I was wondering if someone would be willing to answer a few questions I have about country lead playing over email or messenger?? 

If so, please PM me.

Thanks


----------



## PaulS (Feb 27, 2006)

I improvise a little country here and there, practice up on double stops and learn your major scales. This has always got me through. Check out Danny Gatton for some ideas.... hot licks and on the mellow side listen to Chet..


----------



## dwagar (Mar 6, 2006)

I agree with Paul. When I get tossed into a Southern County Rock song, I live in the major blues scale.
The simple way to think of this box is either to pull it up two frets (eg in A):
Minor Box:
-8---10-
-8---10(A)-
---9--- 
to Major Box:
-10-----12-
-10(A)--12- (get some heavy bending on that 12th fret)
------11---

or to play in the relative minor - 3 frets down - F#m in this case


----------



## PaulS (Feb 27, 2006)

The circle of fifths... Am = CMaj basically


----------



## mingo (Feb 7, 2006)

thanks guys, got all that stuff down...

is it safe to say that a lot of country is major scale while adding flat 3rd, 5th, and 7th?

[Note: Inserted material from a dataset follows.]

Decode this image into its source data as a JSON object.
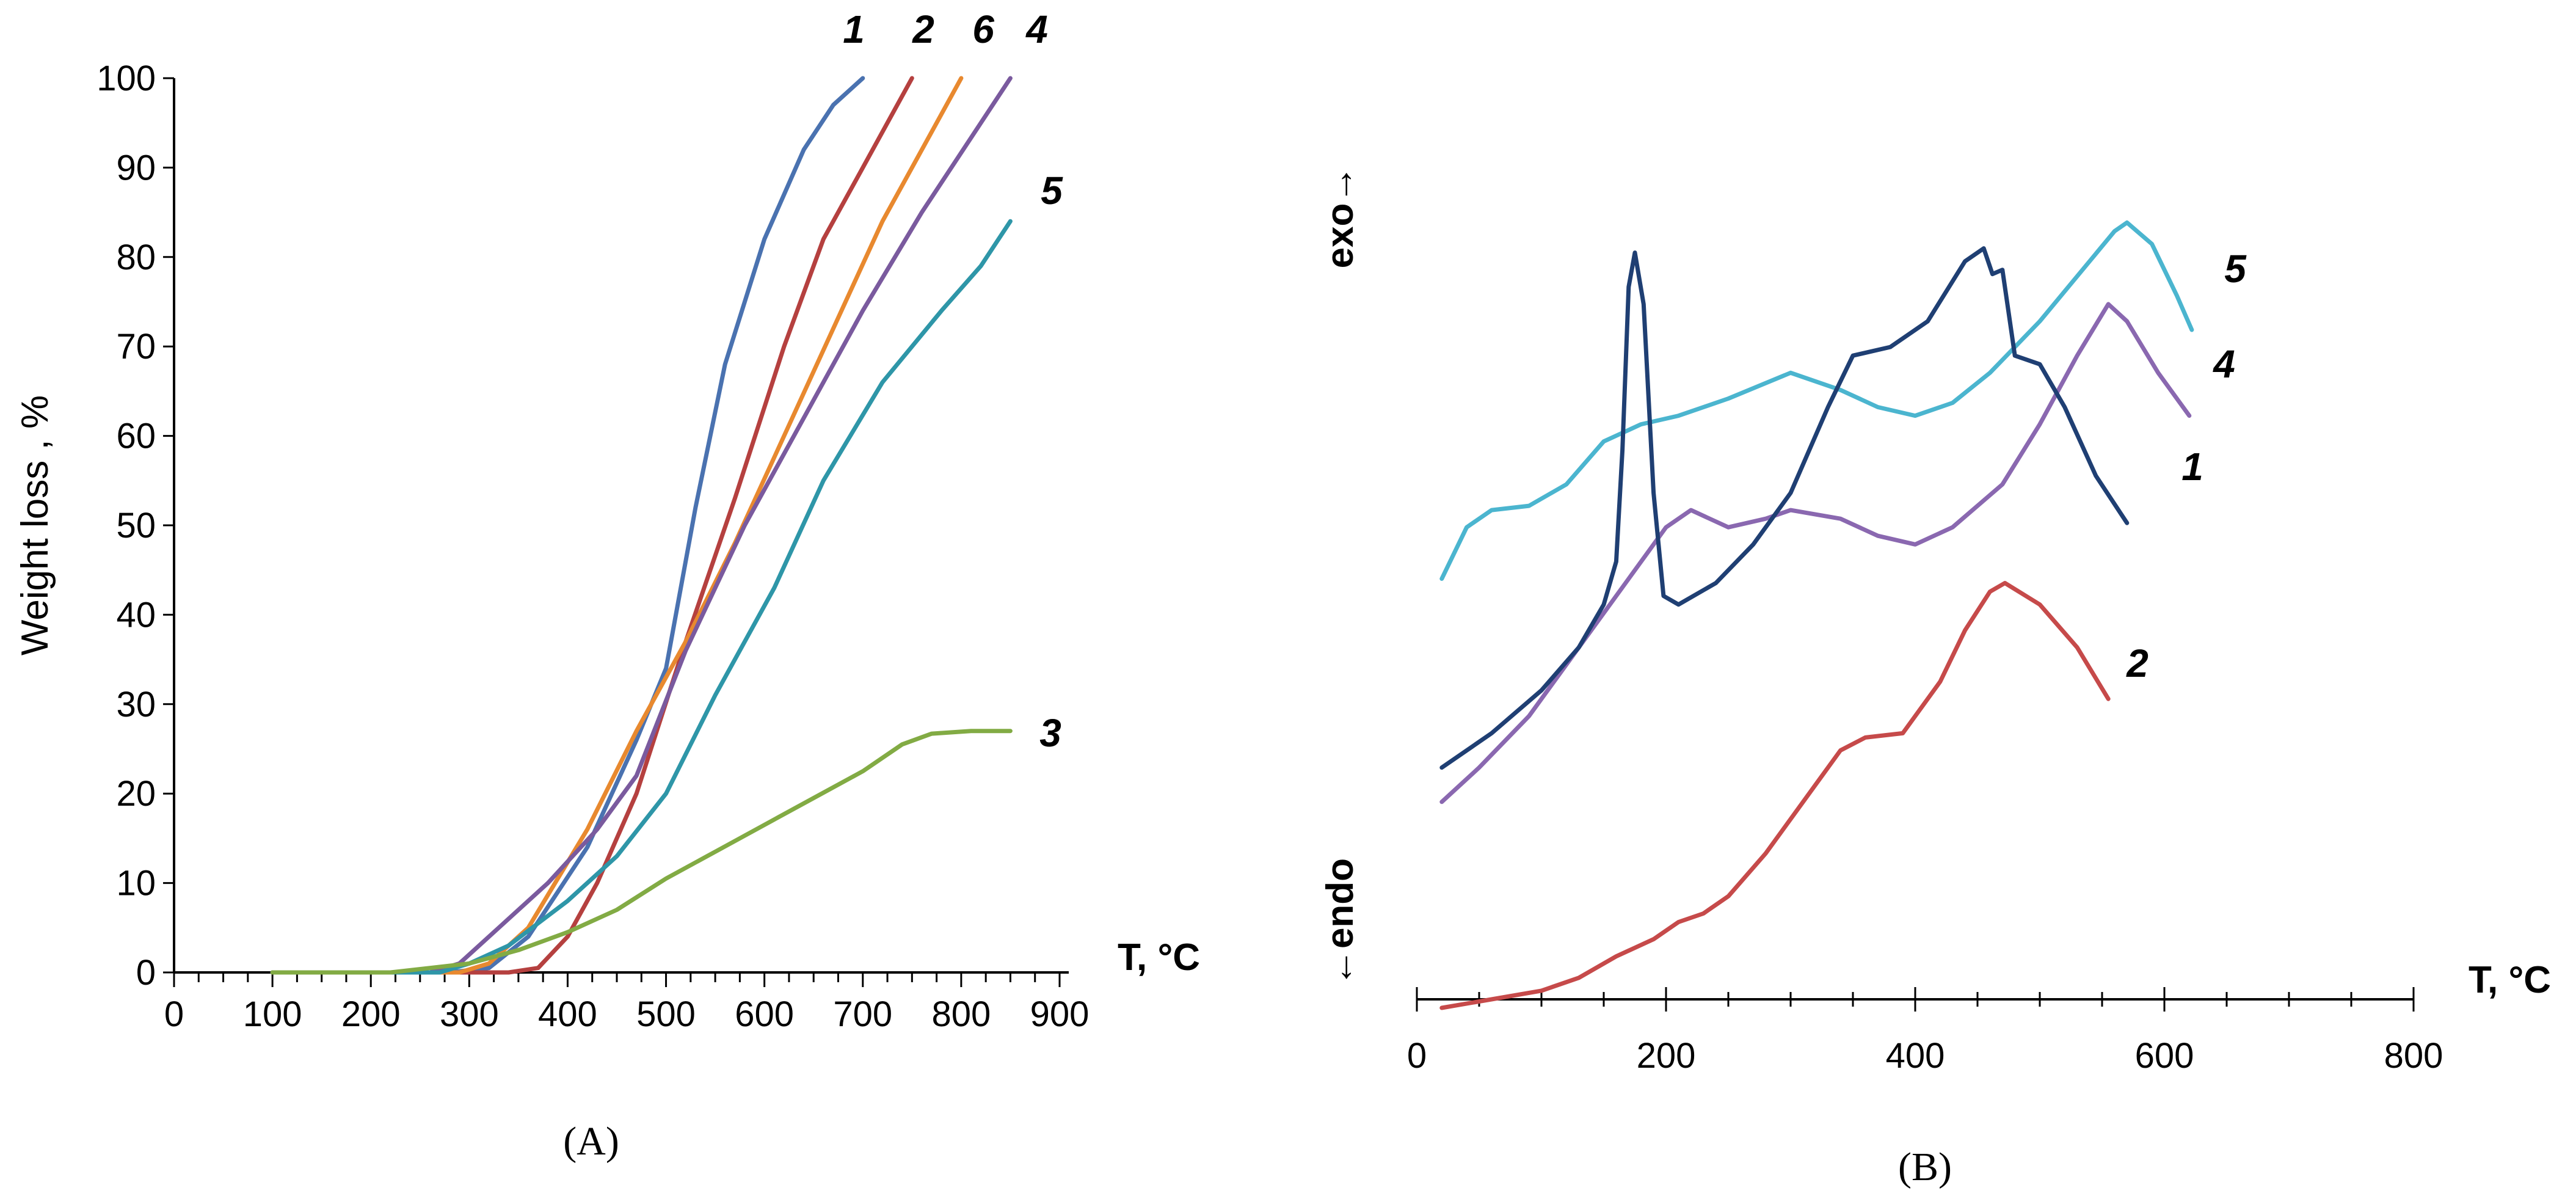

and kinda combining major and minor pentatonic scales?


----------



## PaulS (Feb 27, 2006)

Just go with it, it will come to you.... Country and Jazz fit well together..


----------



## dwagar (Mar 6, 2006)

And the difference between Rock Guitar and Country Guitar is getting smaller every day.

In answer to your question about Major and Minor combined, yes, definitely.

(my example above was in A major, so F#m would be the relative minor. Simple way to remember this, play an F#m7 barre chord in 1st position. Your index finger is barring an A major 2nd position)


----------